Guthrie Green
Tulsa, Oklahoma
Project Owner: George Kaiser Family Foundation
Designers: John Wong; SWA Group
Guthrie Green transformed a 2.6-acre (1 ha) truck-loading facility in downtown Tulsa into a lively, highly programmed urban park offering an outdoor amphitheater, a stage, interactive fountains, and an 11,000-square-foot (1,000 sq m) café pavilion. Built and managed by the George Kaiser Family Foundation (GKFF), the park has become the area’s leading destination since its 2012 opening, each week drawing 3,000 people to daily park activities. It has sparked $150 million of investment in a variety of public, commercial, and residential projects within the emerging 19-block Brady Arts District.
As an updated version of a traditional town square, Guthrie Green demonstrates how small, strategically designed open spaces can breathe new life into underused urban districts. Its central location as an “outdoor living room,” combined with scheduled and informal park attractions, serves Tulsa’s growing urban population of artists, professionals, students, and families, as well as visitors.
Year-round park features include Food Truck Wednesdays, which regularly attract about 500 people; the all-season café pavilion; and special events to coincide with the First Friday Art Crawl, when art and exhibit venues throughout the Brady Arts District are open to visitors. This winter also saw special café-sponsored Snow Days gatherings and Picker’s Circles, at which local musicians gather to play on warm winter days. On a more informal basis, Guthrie Green is popular as a lunch spot for downtown workers and as a play area for families.

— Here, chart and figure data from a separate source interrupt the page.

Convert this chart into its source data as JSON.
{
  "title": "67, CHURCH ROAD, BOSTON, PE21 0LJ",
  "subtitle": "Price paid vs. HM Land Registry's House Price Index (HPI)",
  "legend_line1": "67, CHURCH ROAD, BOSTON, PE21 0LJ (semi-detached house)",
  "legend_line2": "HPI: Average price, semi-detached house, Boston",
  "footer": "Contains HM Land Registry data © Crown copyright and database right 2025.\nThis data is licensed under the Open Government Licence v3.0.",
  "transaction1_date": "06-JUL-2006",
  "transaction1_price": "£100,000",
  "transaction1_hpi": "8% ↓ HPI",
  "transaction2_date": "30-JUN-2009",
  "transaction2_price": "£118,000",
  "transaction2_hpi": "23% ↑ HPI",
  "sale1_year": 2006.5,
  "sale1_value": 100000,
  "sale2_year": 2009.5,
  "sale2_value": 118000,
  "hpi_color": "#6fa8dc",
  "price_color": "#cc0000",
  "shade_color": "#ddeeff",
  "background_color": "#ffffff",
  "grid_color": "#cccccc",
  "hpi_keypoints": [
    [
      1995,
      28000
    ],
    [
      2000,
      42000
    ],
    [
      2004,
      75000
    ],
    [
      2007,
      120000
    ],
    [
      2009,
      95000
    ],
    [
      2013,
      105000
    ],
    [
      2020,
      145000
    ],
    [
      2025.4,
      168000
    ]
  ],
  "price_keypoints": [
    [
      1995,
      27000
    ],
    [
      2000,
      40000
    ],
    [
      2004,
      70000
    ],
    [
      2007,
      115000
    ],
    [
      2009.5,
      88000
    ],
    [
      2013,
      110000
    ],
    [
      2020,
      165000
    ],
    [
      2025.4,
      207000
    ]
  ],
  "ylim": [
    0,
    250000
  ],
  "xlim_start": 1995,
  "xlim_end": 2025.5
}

Park activities rev up from Memorial Day through October with daily tai chi, yoga, and fitness classes offered through the downtown YMCA; a produce and flea market on Sundays; a Thursday-night movie series; and weekend concerts. Regular art classes and exhibits round out the calendar year. This June the park also served as a major venue for St. Francis Tulsa Tough, a three-day cycling festival that seeks to elevate Tulsa’s profile and promote active lifestyles.
Sustainable practices inform the park’s design and provide a benchmark for energy innovations in the public realm. The project incorporates a ground-source heat pump system of 120 wells drilled to 500 feet (152 m), generating 600 tons (7.2 million Btu/hour) of heating/cooling for the Tulsa Paper Company building, a nearby warehouse retrofitted concurrently with the park. The resulting energy savings help offset operating costs for the building’s nonprofit arts- and cultural-organization tenants. Photovoltaics on the pavilion’s roof supply power for the pumps. A gridded pattern of gardens mirrors the geo-exchange well field operating out of sight below the landscape, while jets and mists of water are emitted by a series of black granite fountains.
Sculptural bioretention swales planted with native species enhance water quality and provide on-site drainage. At the park’s perimeters, the newly widened, tree-lined sidewalks improve pedestrian connections to Tulsa’s nearby arena, ballpark, and workplaces, as well as to the local restaurants, cafés, and galleries springing up within this newly vibrant downtown neighborhood.